The mystery of union big shot Jimmy Hoffa’s disappearance is arguably one of the most famous in the US. Numerous places in Michigan and other states have been searched for his body. However, there are plenty of other compelling mysteries that have happened in the Mitten State, some of them supernatural and others just as earthly.
10 The Murder Of Donald Goines And Shirley Sailor
In a career that spanned only the first four years of the 1970s, Detroit-born author Donald Goines pumped out over 16 novels, nearly all of them following criminal characters in the underground world of African-American ghettos. Like the antiheroes in his novels, Goines lived a wild and tragic life.

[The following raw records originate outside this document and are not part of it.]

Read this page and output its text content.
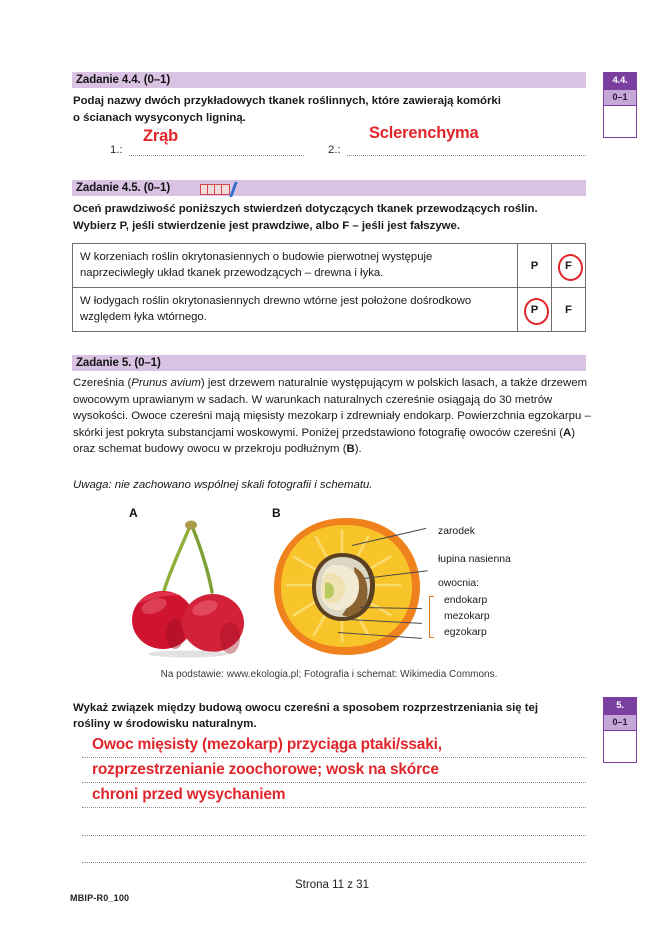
Zadanie 4.4. (0–1)
Podaj nazwy dwóch przykładowych tkanek roślinnych, które zawierają komórki
o ścianach wysyconych ligniną.
1.:
Zrąb
2.:
Sclerenchyma
4.4.
0–1
Zadanie 4.5. (0–1)
Oceń prawdziwość poniższych stwierdzeń dotyczących tkanek przewodzących roślin.
Wybierz P, jeśli stwierdzenie jest prawdziwe, albo F – jeśli jest fałszywe.
W korzeniach roślin okrytonasiennych o budowie pierwotnej występuje
naprzeciwległy układ tkanek przewodzących – drewna i łyka.	P	F
W łodygach roślin okrytonasiennych drewno wtórne jest położone dośrodkowo
względem łyka wtórnego.	P	F
Zadanie 5. (0–1)
Czereśnia (Prunus avium) jest drzewem naturalnie występującym w polskich lasach, a także drzewem owocowym uprawianym w sadach. W warunkach naturalnych czereśnie osiągają do 30 metrów wysokości. Owoce czereśni mają mięsisty mezokarp i zdrewniały endokarp. Powierzchnia egzokarpu – skórki jest pokryta substancjami woskowymi. Poniżej przedstawiono fotografię owoców czereśni (A) oraz schemat budowy owocu w przekroju podłużnym (B).
Uwaga: nie zachowano wspólnej skali fotografii i schematu.
A	B
zarodek
łupina nasienna
owocnia:
endokarp
mezokarp
egzokarp
Na podstawie: www.ekologia.pl; Fotografia i schemat: Wikimedia Commons.
Wykaż związek między budową owocu czereśni a sposobem rozprzestrzeniania się tej
rośliny w środowisku naturalnym.
5.
0–1
Owoc mięsisty (mezokarp) przyciąga ptaki/ssaki,
rozprzestrzenianie zoochorowe; wosk na skórce
chroni przed wysychaniem
MBIP-R0_100
Strona 11 z 31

After he dropped out of school in the ninth grade, Goines joined the US Air Force during the Korean War by lying about his age. Following an honorable discharge when he was 17 years old, Goines fell into drug addiction and street crime.
In 1969, after almost 10 years of going in and out of jail for a number of crimes, Goines decided to straighten out his life and become a writer. While serving time for attempted larceny, Goines wrote his debut novel, Whoreson, and sent it to a publisher. The novel was accepted.

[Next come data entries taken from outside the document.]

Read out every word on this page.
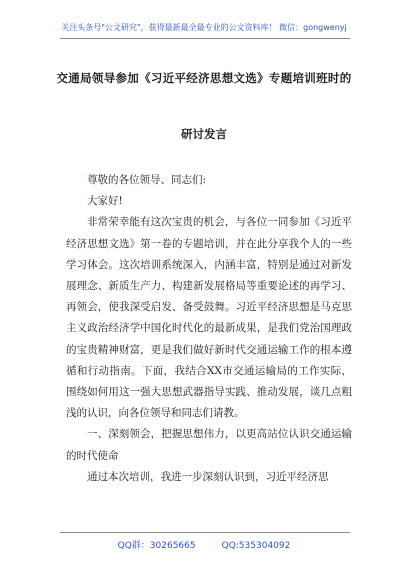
关注头条号"公文研究"，获得最新最全最专业的公文资料库！ 微信：gongwenyj
交通局领导参加《习近平经济思想文选》专题培训班时的
研讨发言

尊敬的各位领导、同志们:

大家好!

非常荣幸能有这次宝贵的机会，与各位一同参加《习近平经济思想文选》第一卷的专题培训，并在此分享我个人的一些学习体会。这次培训系统深入，内涵丰富，特别是通过对新发展理念、新质生产力、构建新发展格局等重要论述的再学习、再领会，使我深受启发、备受鼓舞。习近平经济思想是马克思主义政治经济学中国化时代化的最新成果，是我们党治国理政的宝贵精神财富，更是我们做好新时代交通运输工作的根本遵循和行动指南。下面，我结合XX市交通运输局的工作实际，围绕如何用这一强大思想武器指导实践、推动发展，谈几点粗浅的认识，向各位领导和同志们请教。

一、深刻领会，把握思想伟力，以更高站位认识交通运输的时代使命

通过本次培训，我进一步深刻认识到，习近平经济思

QQ群：30265665	QQ:535304092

After his release from jail, Goines stopped committing other crimes, but he still had a terrible heroin addiction. His addiction became so expensive that he tried to support it with his writing. But he could only find the energy to write when he was high. Still, Goines was such a prolific writer that his publisher decided to publish a few of his novels under a pseudonym.
On October 22, 1974, the authorities received an anonymous call that Goines and his common-law wife, Shirley Sailor, were dead. When the police showed up at Goines’s house in Highland Park, a small city within Detroit, they found that Goines had been shot to death in his living room. Sailor’s body was discovered in the kitchen.

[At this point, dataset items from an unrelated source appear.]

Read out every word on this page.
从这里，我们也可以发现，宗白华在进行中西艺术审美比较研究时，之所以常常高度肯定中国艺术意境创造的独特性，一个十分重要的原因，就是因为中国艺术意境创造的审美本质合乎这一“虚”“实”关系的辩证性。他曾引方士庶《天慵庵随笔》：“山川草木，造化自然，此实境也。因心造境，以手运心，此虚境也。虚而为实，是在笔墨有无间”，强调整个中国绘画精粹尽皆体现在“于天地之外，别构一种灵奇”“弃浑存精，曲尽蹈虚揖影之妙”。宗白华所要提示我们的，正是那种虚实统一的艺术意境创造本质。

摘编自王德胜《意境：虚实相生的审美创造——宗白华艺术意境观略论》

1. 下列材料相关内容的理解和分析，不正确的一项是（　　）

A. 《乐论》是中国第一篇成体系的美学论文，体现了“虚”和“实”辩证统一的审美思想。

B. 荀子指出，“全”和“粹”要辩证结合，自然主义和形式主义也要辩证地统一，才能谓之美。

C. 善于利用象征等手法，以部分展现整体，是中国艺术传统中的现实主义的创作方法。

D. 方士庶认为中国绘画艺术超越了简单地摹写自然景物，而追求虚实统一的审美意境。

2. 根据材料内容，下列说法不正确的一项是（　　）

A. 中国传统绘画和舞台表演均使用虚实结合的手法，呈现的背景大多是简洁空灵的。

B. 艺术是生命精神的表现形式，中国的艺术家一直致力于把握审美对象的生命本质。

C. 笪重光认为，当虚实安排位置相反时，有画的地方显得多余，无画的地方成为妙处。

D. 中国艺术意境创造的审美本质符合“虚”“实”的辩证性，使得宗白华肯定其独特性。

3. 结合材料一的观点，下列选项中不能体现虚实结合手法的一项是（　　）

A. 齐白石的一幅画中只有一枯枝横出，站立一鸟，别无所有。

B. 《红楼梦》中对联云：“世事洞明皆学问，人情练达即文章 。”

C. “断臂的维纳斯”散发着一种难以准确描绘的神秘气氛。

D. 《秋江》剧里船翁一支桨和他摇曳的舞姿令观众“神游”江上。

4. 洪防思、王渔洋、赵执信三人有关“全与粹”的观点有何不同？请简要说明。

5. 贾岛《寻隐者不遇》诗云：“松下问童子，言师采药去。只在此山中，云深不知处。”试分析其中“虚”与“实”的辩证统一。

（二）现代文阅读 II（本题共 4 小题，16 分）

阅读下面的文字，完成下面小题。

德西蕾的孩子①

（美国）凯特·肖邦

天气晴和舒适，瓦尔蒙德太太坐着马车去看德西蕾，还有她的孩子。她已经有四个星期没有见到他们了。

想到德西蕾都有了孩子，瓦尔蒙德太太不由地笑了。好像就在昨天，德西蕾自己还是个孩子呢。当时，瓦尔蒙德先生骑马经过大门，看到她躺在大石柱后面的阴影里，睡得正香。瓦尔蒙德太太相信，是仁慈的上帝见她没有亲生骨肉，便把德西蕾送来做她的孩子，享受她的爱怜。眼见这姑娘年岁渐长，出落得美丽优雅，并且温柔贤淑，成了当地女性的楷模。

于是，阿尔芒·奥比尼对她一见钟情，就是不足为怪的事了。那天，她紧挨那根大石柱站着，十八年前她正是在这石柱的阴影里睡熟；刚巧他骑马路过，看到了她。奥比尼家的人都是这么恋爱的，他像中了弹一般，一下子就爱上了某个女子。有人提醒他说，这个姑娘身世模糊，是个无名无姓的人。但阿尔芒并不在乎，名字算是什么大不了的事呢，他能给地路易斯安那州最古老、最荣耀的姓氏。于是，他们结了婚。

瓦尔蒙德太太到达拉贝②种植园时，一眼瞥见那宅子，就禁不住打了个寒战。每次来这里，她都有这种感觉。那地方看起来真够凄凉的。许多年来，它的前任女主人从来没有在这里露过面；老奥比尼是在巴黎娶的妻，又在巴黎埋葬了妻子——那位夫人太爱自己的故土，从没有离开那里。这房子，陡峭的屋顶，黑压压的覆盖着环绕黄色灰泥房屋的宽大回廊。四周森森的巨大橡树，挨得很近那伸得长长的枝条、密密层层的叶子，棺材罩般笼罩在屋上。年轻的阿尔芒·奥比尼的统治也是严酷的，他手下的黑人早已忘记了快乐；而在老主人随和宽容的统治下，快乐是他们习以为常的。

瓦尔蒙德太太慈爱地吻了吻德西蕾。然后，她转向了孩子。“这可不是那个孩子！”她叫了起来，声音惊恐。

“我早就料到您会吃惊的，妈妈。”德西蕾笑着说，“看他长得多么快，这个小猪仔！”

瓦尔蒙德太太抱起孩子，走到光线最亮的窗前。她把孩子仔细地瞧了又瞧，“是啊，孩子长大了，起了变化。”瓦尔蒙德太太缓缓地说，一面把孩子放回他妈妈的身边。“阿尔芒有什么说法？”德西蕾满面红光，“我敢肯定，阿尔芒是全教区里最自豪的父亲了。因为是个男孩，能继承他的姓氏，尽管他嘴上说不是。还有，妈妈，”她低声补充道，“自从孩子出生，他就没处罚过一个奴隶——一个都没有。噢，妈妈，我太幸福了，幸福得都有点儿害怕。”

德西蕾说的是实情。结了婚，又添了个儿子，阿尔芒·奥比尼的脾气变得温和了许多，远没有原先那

Miraculously, Goines’s two young children were found alive in the basement, either hidden there by their father or spared by the murderer. Apparently, nobody in the neighborhood had heard the murders take place, and investigators were unable to determine how many killers had been involved.
Despite Goines’s notoriety, his murder has never been solved. Some suggest that he might have been killed over a drug debt. Others believe that Goines had upset somebody with his novels, some of which contained thinly veiled depictions of real criminals whom he had known or worked with in the past.